ETL y feature engineering.

In [None]:
import pandas as pd
import numpy as np
from haversine import haversine
from sklearn.neighbors import BallTree
from sklearn.cluster import DBSCAN
from sklearn.preprocessing import PolynomialFeatures

RAW_CSV  = 'googlemaps/data/locales_todos.csv'
PROC_CSV = 'googlemaps/data/MAPS_locales_procesado.csv'

df = pd.read_csv(RAW_CSV)

# Limpieza básica
df = df[df['latitud'].notna() & df['longitud'].notna()]
df = df[df['puntuacion_media'].notna() & (df['numero_reviews'] >= 3)]

# Feature engineering básico
df['valoracion'] = df['puntuacion_media'] * (1 - np.exp(-df['numero_reviews'] / 10))
df['valoracion_norm'] = df.groupby('categoria_negocio')['valoracion']     .transform(lambda x: (x - x.min()) / (x.max() - x.min()))

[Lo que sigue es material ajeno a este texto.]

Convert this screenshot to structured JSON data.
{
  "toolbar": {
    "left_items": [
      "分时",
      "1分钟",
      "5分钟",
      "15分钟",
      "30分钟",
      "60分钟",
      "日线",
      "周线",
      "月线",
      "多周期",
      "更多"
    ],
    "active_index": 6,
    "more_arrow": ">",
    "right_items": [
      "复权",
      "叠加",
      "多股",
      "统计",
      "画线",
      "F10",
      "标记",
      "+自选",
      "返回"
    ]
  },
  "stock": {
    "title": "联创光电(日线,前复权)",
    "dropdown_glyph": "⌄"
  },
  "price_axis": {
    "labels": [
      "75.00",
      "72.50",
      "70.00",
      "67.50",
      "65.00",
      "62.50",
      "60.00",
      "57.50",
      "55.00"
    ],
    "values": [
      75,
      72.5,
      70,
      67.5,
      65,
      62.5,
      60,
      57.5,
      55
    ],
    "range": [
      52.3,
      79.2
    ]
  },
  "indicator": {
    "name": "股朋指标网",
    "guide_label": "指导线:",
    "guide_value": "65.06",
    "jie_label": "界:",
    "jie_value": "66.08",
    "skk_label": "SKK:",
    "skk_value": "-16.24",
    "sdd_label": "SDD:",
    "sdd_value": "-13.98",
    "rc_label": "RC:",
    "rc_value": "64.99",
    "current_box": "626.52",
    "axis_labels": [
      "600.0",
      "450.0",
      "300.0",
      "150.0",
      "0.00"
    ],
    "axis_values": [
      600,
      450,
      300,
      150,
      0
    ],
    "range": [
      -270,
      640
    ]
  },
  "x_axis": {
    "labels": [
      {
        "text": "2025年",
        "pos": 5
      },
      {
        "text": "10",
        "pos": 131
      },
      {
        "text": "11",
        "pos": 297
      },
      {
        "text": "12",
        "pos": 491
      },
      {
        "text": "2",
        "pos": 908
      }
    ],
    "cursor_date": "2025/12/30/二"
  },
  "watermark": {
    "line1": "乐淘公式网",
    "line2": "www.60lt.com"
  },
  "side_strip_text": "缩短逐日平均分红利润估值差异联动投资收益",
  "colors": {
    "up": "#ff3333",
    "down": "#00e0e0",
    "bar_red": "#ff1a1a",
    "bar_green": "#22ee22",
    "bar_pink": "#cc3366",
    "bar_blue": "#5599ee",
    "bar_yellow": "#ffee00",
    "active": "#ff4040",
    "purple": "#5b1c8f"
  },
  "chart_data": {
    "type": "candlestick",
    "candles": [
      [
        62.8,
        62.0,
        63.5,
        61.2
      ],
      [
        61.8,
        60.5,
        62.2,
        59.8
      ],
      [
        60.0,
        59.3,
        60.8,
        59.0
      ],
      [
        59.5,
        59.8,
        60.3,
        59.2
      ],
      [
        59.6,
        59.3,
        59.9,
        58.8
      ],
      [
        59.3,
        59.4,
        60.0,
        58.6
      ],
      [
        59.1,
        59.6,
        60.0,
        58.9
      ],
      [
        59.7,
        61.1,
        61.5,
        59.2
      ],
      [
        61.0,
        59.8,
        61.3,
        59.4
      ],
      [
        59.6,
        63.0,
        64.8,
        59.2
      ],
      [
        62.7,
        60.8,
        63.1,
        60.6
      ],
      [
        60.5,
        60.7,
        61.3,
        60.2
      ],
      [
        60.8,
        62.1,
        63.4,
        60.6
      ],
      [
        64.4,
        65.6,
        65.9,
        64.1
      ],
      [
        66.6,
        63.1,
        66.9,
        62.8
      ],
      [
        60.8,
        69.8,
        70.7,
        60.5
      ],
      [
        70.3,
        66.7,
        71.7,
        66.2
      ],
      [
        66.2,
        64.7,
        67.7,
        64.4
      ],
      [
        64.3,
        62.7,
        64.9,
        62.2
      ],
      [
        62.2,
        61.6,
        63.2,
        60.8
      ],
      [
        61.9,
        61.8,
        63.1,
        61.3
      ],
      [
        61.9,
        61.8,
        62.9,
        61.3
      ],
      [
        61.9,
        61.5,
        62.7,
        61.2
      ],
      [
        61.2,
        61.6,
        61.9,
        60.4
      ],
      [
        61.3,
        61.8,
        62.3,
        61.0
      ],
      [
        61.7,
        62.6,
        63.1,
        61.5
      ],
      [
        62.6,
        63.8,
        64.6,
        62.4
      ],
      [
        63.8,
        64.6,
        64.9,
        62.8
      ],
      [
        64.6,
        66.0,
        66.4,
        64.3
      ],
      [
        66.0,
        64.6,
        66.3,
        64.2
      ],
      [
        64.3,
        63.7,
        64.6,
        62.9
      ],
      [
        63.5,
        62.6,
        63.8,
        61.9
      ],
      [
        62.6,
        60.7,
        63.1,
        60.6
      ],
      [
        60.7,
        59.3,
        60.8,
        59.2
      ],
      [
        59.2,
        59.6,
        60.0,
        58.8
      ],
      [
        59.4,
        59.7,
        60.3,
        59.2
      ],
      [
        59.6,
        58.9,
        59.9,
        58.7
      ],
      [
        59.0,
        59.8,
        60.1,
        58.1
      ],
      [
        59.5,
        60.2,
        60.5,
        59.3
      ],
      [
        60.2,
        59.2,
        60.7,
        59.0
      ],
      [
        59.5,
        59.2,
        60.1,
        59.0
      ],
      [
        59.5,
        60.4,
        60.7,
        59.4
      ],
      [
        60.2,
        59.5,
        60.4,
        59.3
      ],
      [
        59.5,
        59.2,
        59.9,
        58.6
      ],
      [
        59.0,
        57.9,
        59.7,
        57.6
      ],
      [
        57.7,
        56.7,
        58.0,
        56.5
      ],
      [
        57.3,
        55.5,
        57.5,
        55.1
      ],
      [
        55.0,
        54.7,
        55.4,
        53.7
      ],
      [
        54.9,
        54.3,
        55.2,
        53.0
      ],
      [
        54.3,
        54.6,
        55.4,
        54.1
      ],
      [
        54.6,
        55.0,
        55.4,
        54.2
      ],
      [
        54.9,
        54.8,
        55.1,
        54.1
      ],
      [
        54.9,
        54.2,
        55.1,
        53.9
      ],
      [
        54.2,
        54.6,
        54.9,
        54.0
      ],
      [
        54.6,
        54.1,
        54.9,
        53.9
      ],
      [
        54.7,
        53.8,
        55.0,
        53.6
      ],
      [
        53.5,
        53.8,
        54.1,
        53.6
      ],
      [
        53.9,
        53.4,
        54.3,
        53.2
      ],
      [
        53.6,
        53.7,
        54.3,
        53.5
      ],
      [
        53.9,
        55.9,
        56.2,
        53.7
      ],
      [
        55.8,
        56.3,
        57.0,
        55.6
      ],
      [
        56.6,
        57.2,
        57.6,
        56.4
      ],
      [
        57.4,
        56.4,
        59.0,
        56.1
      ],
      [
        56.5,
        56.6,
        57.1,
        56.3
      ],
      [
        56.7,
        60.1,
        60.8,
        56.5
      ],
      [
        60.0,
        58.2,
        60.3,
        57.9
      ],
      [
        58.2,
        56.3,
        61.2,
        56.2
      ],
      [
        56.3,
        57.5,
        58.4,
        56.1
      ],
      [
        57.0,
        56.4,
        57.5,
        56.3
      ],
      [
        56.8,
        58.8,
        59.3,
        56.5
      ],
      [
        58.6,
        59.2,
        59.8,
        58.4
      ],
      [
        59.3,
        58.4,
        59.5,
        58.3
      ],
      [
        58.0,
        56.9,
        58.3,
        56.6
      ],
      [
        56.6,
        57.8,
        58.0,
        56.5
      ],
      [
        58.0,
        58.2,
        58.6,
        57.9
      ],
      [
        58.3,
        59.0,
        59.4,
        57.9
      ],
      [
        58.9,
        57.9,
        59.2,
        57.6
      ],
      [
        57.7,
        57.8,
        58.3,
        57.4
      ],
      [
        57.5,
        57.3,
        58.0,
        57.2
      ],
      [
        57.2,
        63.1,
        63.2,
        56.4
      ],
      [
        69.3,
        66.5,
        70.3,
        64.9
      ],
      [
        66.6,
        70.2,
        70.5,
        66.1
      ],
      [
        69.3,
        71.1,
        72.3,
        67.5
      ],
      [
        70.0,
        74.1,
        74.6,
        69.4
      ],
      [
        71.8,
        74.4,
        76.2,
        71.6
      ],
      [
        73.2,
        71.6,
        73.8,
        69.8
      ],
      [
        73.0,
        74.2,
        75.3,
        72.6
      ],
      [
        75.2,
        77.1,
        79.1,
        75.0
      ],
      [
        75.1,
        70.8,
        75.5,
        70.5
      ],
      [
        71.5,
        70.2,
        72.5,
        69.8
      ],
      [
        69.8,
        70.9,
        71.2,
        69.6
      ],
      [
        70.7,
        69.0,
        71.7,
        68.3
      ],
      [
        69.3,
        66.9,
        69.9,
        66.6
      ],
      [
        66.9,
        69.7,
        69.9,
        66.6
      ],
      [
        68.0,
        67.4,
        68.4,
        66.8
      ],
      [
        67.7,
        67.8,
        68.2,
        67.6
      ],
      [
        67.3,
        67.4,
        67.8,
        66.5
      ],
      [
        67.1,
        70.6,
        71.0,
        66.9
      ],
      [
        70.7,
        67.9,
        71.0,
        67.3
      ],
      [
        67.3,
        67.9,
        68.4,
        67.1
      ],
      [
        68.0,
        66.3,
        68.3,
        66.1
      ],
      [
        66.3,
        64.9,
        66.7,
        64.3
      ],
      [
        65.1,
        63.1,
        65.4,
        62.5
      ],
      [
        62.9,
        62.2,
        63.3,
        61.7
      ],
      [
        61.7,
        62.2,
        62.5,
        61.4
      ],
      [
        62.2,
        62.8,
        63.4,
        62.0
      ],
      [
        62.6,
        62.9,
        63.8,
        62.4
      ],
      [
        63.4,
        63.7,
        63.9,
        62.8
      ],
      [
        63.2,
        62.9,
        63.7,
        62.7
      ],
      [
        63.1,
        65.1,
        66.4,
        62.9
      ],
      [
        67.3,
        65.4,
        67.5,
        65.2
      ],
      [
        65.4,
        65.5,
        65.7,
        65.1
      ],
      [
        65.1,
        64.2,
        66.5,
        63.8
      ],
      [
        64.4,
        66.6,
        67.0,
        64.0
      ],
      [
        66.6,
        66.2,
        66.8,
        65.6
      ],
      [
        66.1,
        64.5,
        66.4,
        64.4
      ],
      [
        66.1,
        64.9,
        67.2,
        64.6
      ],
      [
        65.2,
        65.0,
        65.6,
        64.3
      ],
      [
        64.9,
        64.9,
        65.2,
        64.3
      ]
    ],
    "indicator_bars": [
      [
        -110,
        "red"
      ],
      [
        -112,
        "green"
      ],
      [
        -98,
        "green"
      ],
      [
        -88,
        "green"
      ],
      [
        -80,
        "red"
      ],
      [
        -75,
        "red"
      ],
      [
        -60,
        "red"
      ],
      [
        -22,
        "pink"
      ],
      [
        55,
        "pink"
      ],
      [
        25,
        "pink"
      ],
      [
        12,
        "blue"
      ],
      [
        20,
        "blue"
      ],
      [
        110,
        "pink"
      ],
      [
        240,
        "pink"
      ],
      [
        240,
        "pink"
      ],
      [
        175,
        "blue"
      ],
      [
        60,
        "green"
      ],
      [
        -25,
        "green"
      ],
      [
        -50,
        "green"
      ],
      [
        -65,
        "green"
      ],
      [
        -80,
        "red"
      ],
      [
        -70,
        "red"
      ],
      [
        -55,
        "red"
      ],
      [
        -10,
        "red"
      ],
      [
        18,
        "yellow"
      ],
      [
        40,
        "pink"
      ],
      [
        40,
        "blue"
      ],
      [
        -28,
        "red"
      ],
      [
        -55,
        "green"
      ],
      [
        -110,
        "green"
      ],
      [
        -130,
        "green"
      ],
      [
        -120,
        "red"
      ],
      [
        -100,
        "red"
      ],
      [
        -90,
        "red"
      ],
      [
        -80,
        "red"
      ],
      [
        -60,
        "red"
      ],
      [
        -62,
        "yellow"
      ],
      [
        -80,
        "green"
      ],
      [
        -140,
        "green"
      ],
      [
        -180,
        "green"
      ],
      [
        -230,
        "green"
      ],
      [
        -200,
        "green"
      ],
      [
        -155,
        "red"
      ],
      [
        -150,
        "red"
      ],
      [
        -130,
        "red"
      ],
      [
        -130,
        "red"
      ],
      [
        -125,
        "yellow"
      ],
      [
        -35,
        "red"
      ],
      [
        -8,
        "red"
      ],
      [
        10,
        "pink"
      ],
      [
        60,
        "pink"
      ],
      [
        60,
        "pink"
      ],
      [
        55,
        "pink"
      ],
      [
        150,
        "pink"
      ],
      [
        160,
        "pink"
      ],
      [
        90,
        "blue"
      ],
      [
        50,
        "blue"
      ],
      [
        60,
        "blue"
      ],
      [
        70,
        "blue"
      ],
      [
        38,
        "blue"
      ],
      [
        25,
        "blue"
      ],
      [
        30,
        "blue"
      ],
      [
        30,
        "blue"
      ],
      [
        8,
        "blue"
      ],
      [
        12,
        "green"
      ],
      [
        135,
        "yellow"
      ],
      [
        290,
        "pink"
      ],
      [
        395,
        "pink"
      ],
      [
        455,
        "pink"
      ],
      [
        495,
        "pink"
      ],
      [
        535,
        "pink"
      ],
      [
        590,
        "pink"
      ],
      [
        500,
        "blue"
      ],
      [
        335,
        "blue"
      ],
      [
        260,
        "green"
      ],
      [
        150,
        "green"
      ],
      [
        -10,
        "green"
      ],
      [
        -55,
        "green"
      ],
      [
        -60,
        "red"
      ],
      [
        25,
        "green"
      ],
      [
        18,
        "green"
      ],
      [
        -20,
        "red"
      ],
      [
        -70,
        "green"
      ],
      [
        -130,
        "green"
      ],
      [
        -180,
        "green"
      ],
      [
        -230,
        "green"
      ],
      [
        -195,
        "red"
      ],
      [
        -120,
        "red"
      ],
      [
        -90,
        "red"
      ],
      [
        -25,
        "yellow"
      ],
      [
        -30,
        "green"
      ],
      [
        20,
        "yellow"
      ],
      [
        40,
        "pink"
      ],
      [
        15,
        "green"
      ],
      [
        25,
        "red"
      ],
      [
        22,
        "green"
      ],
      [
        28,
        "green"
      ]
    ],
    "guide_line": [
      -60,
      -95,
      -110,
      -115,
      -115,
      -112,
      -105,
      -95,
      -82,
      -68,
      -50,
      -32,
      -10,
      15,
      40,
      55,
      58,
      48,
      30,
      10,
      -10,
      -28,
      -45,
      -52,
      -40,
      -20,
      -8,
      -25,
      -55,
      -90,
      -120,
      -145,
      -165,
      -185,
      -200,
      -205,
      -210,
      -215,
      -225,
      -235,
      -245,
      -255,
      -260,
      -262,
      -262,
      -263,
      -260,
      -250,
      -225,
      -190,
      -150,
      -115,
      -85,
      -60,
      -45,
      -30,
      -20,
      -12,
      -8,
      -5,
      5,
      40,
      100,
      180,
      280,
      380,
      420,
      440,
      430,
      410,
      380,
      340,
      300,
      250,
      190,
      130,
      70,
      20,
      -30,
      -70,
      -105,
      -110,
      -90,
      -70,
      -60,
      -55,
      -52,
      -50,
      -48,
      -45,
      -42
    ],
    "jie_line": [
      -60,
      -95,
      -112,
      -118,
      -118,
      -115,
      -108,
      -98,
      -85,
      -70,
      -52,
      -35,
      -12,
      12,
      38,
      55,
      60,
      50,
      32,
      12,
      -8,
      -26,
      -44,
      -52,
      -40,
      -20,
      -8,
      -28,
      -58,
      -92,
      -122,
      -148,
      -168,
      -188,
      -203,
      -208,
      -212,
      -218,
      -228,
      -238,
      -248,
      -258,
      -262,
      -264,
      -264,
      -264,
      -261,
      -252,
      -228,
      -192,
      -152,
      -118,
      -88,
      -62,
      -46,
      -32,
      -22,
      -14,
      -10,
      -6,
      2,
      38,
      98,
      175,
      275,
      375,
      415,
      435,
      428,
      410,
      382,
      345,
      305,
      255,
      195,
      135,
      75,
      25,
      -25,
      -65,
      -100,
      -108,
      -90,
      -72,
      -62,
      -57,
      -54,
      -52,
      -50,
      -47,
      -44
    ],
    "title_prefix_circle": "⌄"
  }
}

# Feature engineering avanzado
city_center = (40.4168, -3.7038)
df['dist_city_center_km'] = df.apply(lambda r: haversine((r.latitud, r.longitud), city_center), axis=1)
coords_rad = np.deg2rad(df[['latitud','longitud']].values)
tree = BallTree(coords_rad, metric='haversine')
for r_km in [0.5, 1.0, 2.0]:
    df[f'density_{int(r_km*1000)}m'] = tree.query_radius(coords_rad, r=r_km/6371.0, count_only=True)
df['ratio_500m_2km'] = df['density_500m'] / (df['density_2000m'] + 1)
db = DBSCAN(eps=0.5/6371.0, min_samples=10, metric='haversine')
df['cluster_zone'] = db.fit_predict(coords_rad).astype(str)
poly_feats = ['dist_city_center_km', 'density_1000m']
poly = PolynomialFeatures(degree=2, include_bias=False)
arr = poly.fit_transform(df[poly_feats])
names = poly.get_feature_names_out(poly_feats)
poly_df = pd.DataFrame(arr, columns=names, index=df.index)
df = pd.concat([df, poly_df], axis=1)

# Guardar CSV procesado
os.makedirs(os.path.dirname(PROC_CSV), exist_ok=True)
df.to_csv(PROC_CSV, index=False)
print("CSV procesado guardado en:", PROC_CSV)